La diffusion de la 24ème saison de la série télévisée Air Crash (ou Dangers dans le Ciel en France) vient de débuter sur la chaîne National Geographic et tout dans ce programme tient du symptôme insigne de notre temps.
Vous êtes certainement déjà tombé sur ces récits d’incidents ou d’accidents d’avions, menés chronologiquement et scientifiquement, fort bien mis en place narrativement à coup de voix off, de détails techniques, de témoignages poignants. Les passagers – dont tout spectateur pense en secret qu’il aurait pu être du même voyage ou de la même famille, faisant au passage grimper l’audience – montent nonchalamment dans un avion car ils rejoignent des proches pour les fêtes, vont à des congrès importants, partent en vacances à l’autre bout de la planète sur un coup de tête, volent d’un point à un autre sans se poser de question. Cependant tous ou presque s’apprêtent à mourir, parce qu’un engrenage se met en place au-dessus de leurs têtes au moment de grimper dans l’appareil. Les titres des épisodes, diffusés depuis 2003, ne sont pas sans intérêt : « La porte de l’enfer, L’oiseau blessé, Attaque en plein ciel, Un enfant dans le cockpit, Danger caché, Glissade miraculeuse, Le poids du sort, Au cœur de l’orage, Neige sanglante, Le drame de l’incompétence, Colère noire, Limites fatales »…
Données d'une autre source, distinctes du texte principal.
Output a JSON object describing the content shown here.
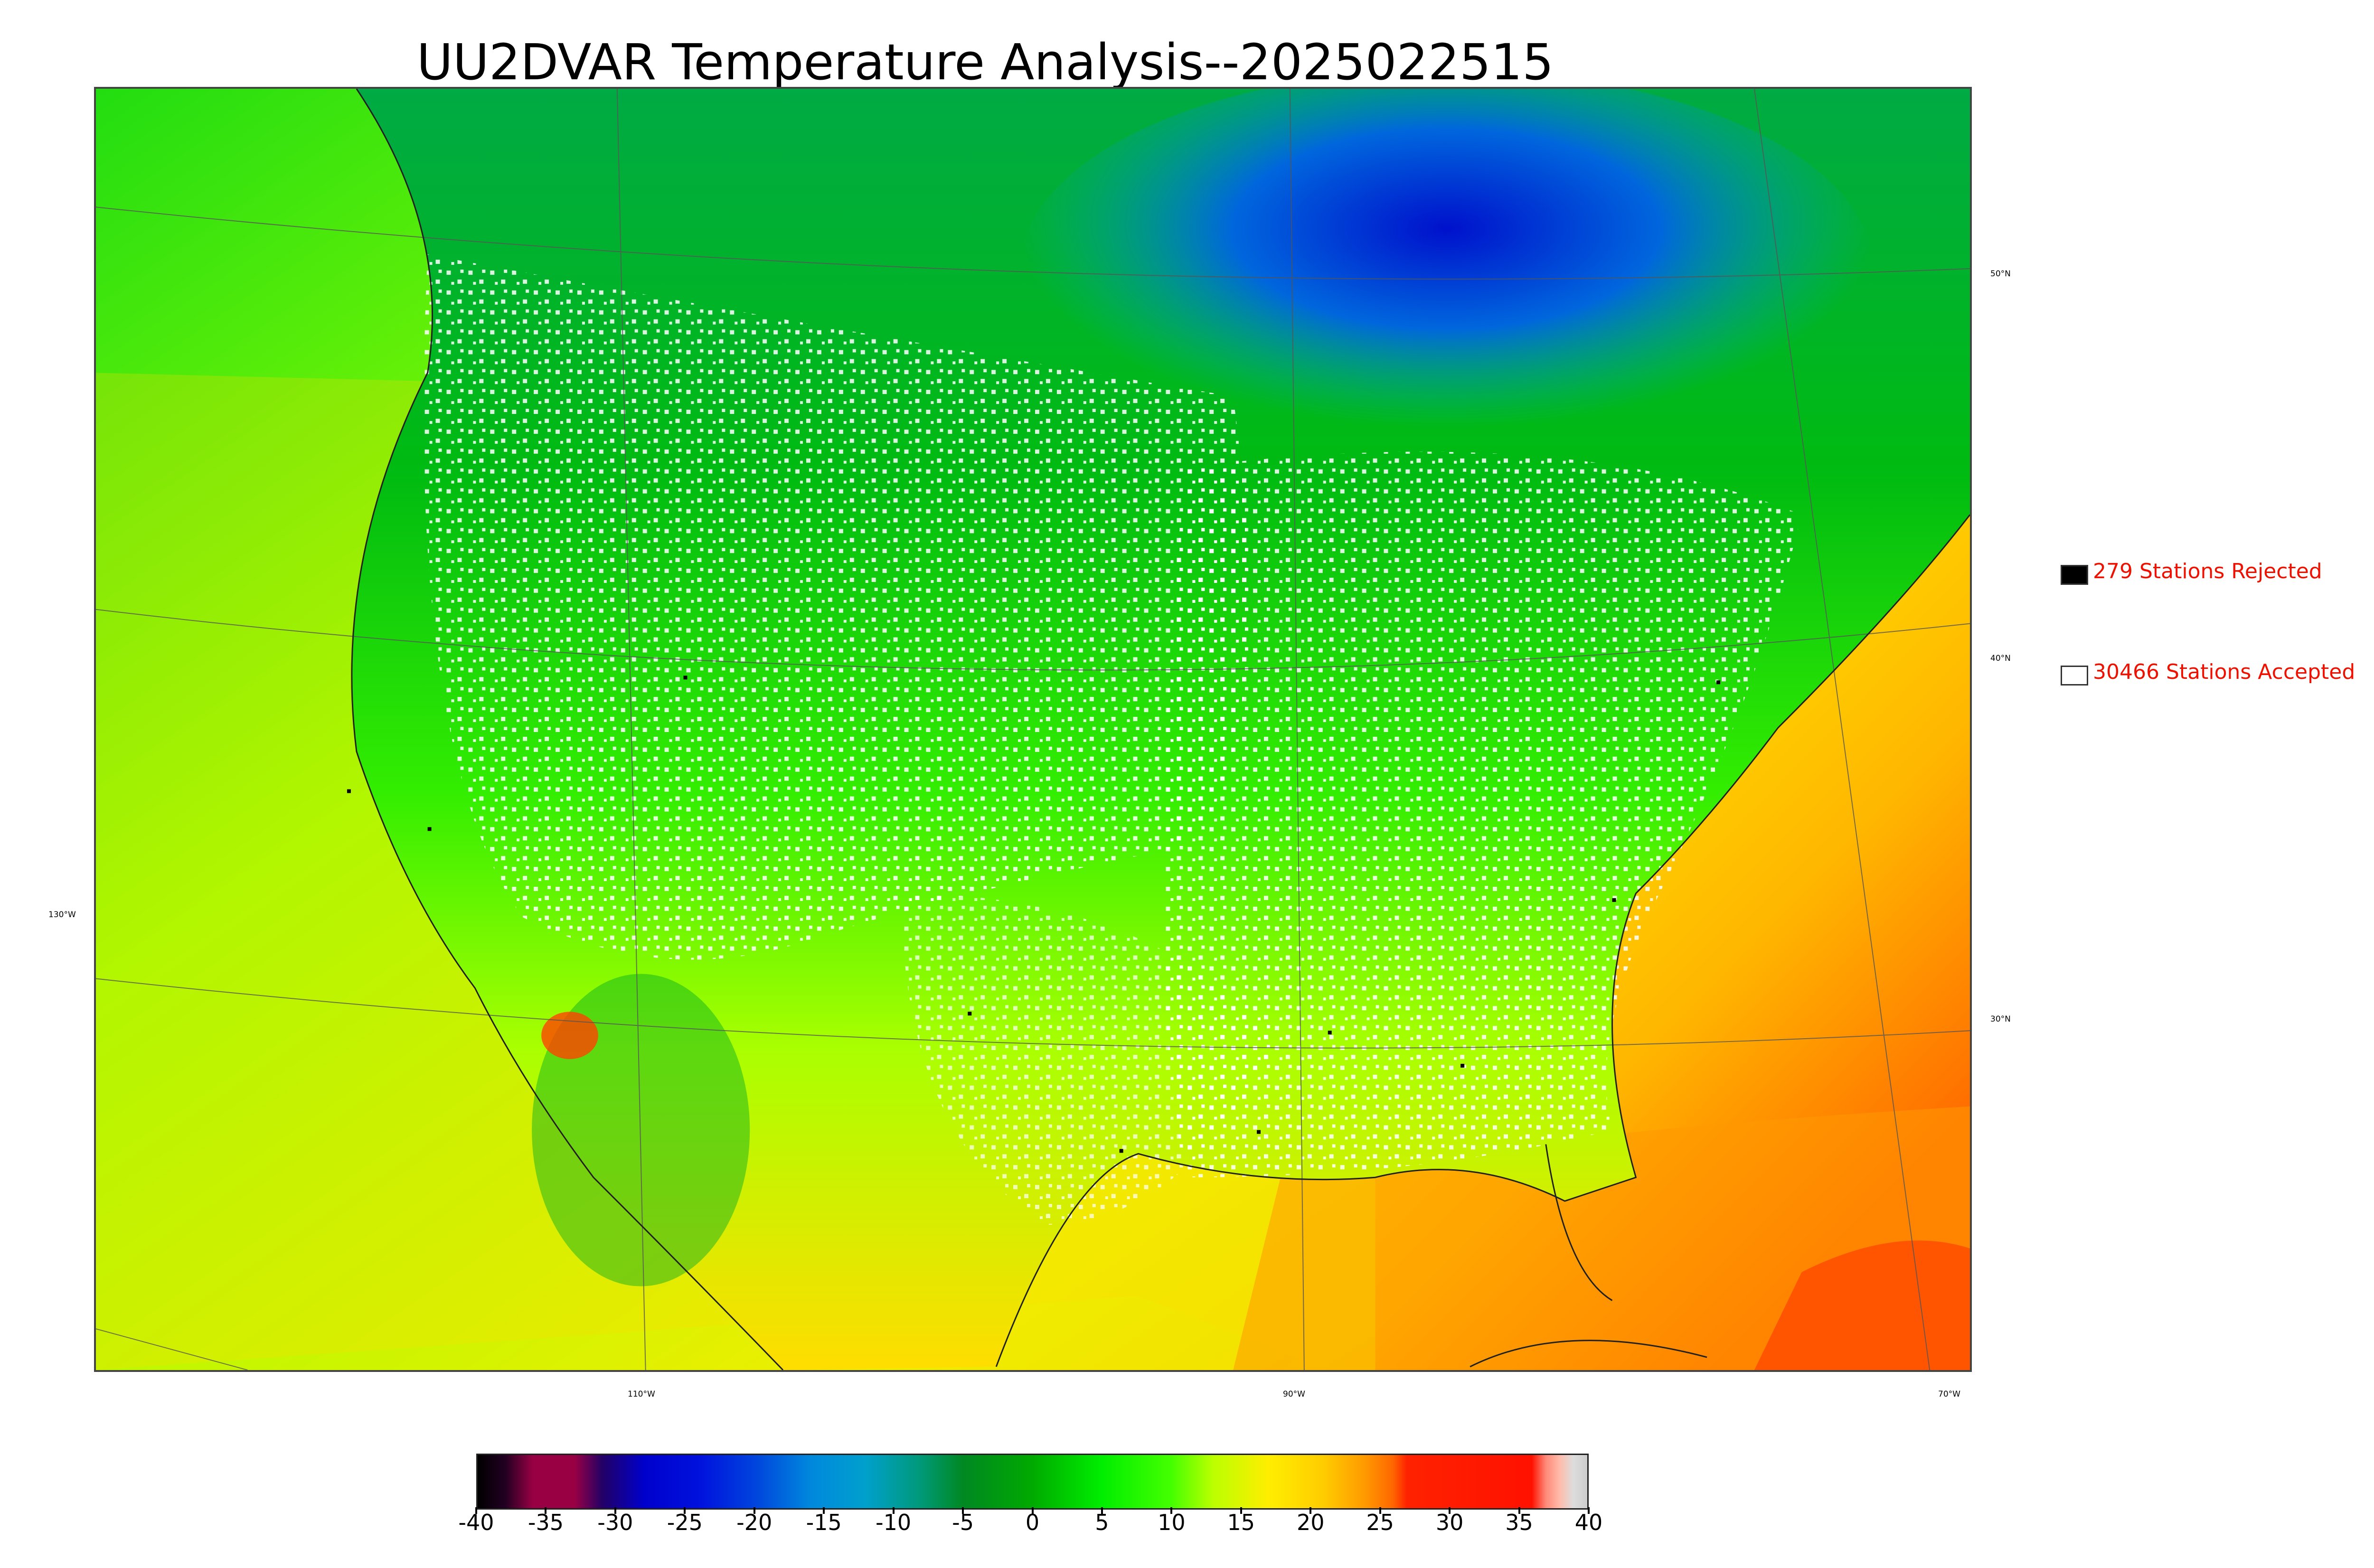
{
  "title": "UU2DVAR Temperature Analysis--2025022515",
  "lat_labels": [
    "50°N",
    "40°N",
    "30°N"
  ],
  "lon_labels": [
    "130°W",
    "110°W",
    "90°W",
    "70°W"
  ],
  "legend": {
    "rejected": {
      "text": "279 Stations Rejected",
      "count": 279,
      "color": "#000000"
    },
    "accepted": {
      "text": "30466 Stations Accepted",
      "count": 30466,
      "color": "#ffffff"
    }
  },
  "colorbar": {
    "min": -40,
    "max": 40,
    "tick_labels": [
      "-40",
      "-35",
      "-30",
      "-25",
      "-20",
      "-15",
      "-10",
      "-5",
      "0",
      "5",
      "10",
      "15",
      "20",
      "25",
      "30",
      "35",
      "40"
    ],
    "stops": [
      {
        "v": -40,
        "c": "#000000"
      },
      {
        "v": -38,
        "c": "#220022"
      },
      {
        "v": -36,
        "c": "#990044"
      },
      {
        "v": -33,
        "c": "#990044"
      },
      {
        "v": -31,
        "c": "#220066"
      },
      {
        "v": -28,
        "c": "#0000cc"
      },
      {
        "v": -24,
        "c": "#0011dd"
      },
      {
        "v": -20,
        "c": "#0044dd"
      },
      {
        "v": -16,
        "c": "#0088dd"
      },
      {
        "v": -12,
        "c": "#00a0cc"
      },
      {
        "v": -8,
        "c": "#009977"
      },
      {
        "v": -5,
        "c": "#008822"
      },
      {
        "v": 0,
        "c": "#00aa00"
      },
      {
        "v": 5,
        "c": "#00ee00"
      },
      {
        "v": 10,
        "c": "#44ff00"
      },
      {
        "v": 13,
        "c": "#bbff00"
      },
      {
        "v": 17,
        "c": "#ffee00"
      },
      {
        "v": 21,
        "c": "#ffcc00"
      },
      {
        "v": 24,
        "c": "#ff9900"
      },
      {
        "v": 26,
        "c": "#ff6600"
      },
      {
        "v": 27,
        "c": "#ff2200"
      },
      {
        "v": 36,
        "c": "#ff1100"
      },
      {
        "v": 37,
        "c": "#ff8877"
      },
      {
        "v": 38,
        "c": "#ffbbaa"
      },
      {
        "v": 39,
        "c": "#dddddd"
      },
      {
        "v": 40,
        "c": "#cccccc"
      }
    ]
  }
}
Autant de séries B modernes à base de voyeurisme ? Pas uniquement. Car en creux – il faut le voir pour le croire et ne pas s’empêcher de penser – Dangers dans le ciel dit le destin dans lequel nous sommes engagés collectivement. On sait qu’un accident d’avion est une suite d’erreurs, qu’une toute petite de ces erreurs s’allie à la suivante pour provoquer une terrible, tragique grande erreur sœur. Donc, petit problème technique et baisse de vigilance, météo corsée et hasard topographique s’attirent les uns aux autres jusqu’au drame. Mais le programme vise à chaque fois l’explication scientifique la plus précise possible et en reste uniquement aux faits techniques, démontrant l’appétence générale et jamais démentie pour la Raison universelle. L’animal raisonnable est déterminé à aller jusqu’au bout de ses certitudes. La catastrophe que suit le spectateur médusé ne vaut que dans le dispositif qui la lie à son explication scientifique et ainsi rien ne doit échapper au BEA (Bureau enquête et analyse pour la sécurité de l’aviation civile) en France ou au NTSB américain (The National Transportation Safety Board) par exemple. Il semblerait que l’accumulation d’initiales appose un sceau sérieux sur le drame, qu’elle est à même de rassurer, et qu’elle pourra prendre en charge jusqu’au bout.

Mais c’est bien le défilé humain lui-même qui se déploie ici, en pixels, devant nos yeux. Nous avons fait le choix d’arpenter le ciel dans des carcasses métalliques et électroniques car nous pensons depuis bien longtemps que nous pouvons faire absolument ce que nous voulons et nous frémissons d’un grand plaisir lorsque se présente le récit de notre inéluctable chute à grande échelle. Le danger ne se tient ainsi pas uniquement au sein d’un avion qui vacille dans le ciel, mais au cœur de l’oubli aujourd’hui scellé de notre être et de son humilité.
Dangers dans le ciel, Saison 24, en diffusion sur National Geographic.